Though it has the reputation of being a low-budget film--and technically it is, simply in terms of the cost of production--this film has none of the pejorative associations that go along with the term. George Romero’s Night of the Living Dead is actually a very well made film. The print I have claims to be restored and re-mastered and it is very good, a crisp sixties black and white with excellent sound that looks tremendous. As a testament to his skill, it is one of only two films--the original Invasion of the Body Snatchers id the other--that are both A List as well as B List entries. Though the majority of Romero’s career has been spent cashing in on the artistic success of this film, he has done a few other interesting horror projects, like Money Shines and The Dark Half. Ultimately, however, his name will be forever associated with taking the idea of the zombie and updating it with a science-fiction device by turning the zombies into ghouls.

The film begins following a car as it makes its way to a lonely, isolated cemetery in Western Pennsylvania where Judith O’Dea and Russell Streiner going to visit the grave of their father. The only hint of something strange is when an announcer comes on the radio, but Streiner turns it off. There is one other person in the cemetery, and Streiner begins joking with O’Dea that he’s coming to get her. Famous last words, as the first of the ghouls fights with Streiner and accidentally kills him on a headstone. O’Dea makes a run for it, eventually finding her way to an abandoned farmhouse. As night falls and her fear nearly paralyzes her, Duane Jones pulls up to the house with his car out of gas, and takes refuge with her in the house. Interestingly, instead of his presence bolstering her courage, she takes the opportunity to completely lose her sanity and descend into abject fear. What makes the story so compelling is that Romero has a way with the camera, a documentary style that injects a frenetic and frightening energy that is perfect for his subject.

The suspense in the film comes from a concept that has been used hundreds of times before, and hundreds of times since. The analogies are endless. Whether it’s a submarine gradually taking on water or a disease slowly spreading, there’s a certain inevitability that underpins the entire film. The longer the night goes on, the more ghouls converge on the house, and the more pressure they exert on the weak points of the structure. Eventually something has to give way. In addition, the personalities involved all threaten in some way to unravel or damage the delicate latticework of protection against the living dead, thus doubling the suspense by making the audience wonder if the destruction is ultimately going to come from outside or inside the house.

The A List essay by Kevin Thomas is easily the most disappointing of the two reviews. He takes a nostalgic look at a film he calls, “still . . . the scariest movie I have ever seen,” by sharing his original review, but never once telling the reader why the film is so scary. The essay from Desson Thomson in The B List is just as short, but he comes at the film from a different angle, focusing instead on the idea that the very limitations of budget are what made the film so artistically satisfying--a superlative example of which is the Lovecraft film Call of Cthulhu.

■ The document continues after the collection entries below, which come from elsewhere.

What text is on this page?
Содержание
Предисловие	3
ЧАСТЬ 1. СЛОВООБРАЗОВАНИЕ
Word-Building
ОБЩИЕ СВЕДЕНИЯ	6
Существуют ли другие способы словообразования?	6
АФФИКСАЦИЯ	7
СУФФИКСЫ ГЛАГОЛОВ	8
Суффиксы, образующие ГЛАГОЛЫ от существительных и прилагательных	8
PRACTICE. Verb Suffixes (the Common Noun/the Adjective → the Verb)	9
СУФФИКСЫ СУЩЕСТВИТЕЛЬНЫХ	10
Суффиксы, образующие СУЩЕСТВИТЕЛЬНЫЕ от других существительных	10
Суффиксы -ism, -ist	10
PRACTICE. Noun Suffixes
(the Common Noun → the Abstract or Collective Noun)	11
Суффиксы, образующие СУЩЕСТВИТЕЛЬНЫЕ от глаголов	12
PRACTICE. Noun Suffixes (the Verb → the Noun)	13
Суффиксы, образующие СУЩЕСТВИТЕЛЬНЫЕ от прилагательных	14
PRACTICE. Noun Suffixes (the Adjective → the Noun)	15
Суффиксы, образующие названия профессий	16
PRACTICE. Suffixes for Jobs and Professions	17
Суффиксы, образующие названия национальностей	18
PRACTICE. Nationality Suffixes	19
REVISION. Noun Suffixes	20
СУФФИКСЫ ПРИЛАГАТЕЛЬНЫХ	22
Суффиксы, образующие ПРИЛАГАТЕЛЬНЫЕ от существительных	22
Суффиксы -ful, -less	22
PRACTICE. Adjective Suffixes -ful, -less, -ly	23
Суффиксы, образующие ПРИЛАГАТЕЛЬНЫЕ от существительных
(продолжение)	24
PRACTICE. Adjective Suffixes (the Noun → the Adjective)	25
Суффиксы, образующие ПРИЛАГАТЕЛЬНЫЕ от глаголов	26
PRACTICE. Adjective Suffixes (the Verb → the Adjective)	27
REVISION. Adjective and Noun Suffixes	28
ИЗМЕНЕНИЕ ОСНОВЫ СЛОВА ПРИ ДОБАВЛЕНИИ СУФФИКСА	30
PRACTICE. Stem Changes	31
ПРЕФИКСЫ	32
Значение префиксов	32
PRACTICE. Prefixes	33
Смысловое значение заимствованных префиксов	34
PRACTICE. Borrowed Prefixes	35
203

But his best idea is a throwaway line about Jones, a black man in the sixties whose intelligence is clearly superior, and how his ultimate disposition mirrors that of so many minorities, both then and now. For the film has certainly evolved over the last forty-five years from an exploitation horror flick into an allegory and it is there where the most interesting aspects of its artistry are to be found. And the ending is absolutely masterful in conveying a certain type of futility. Night of the Living Dead, despite its low-budget pedigree, is a powerful, moving film that has deserved its stature as one of the all time greats.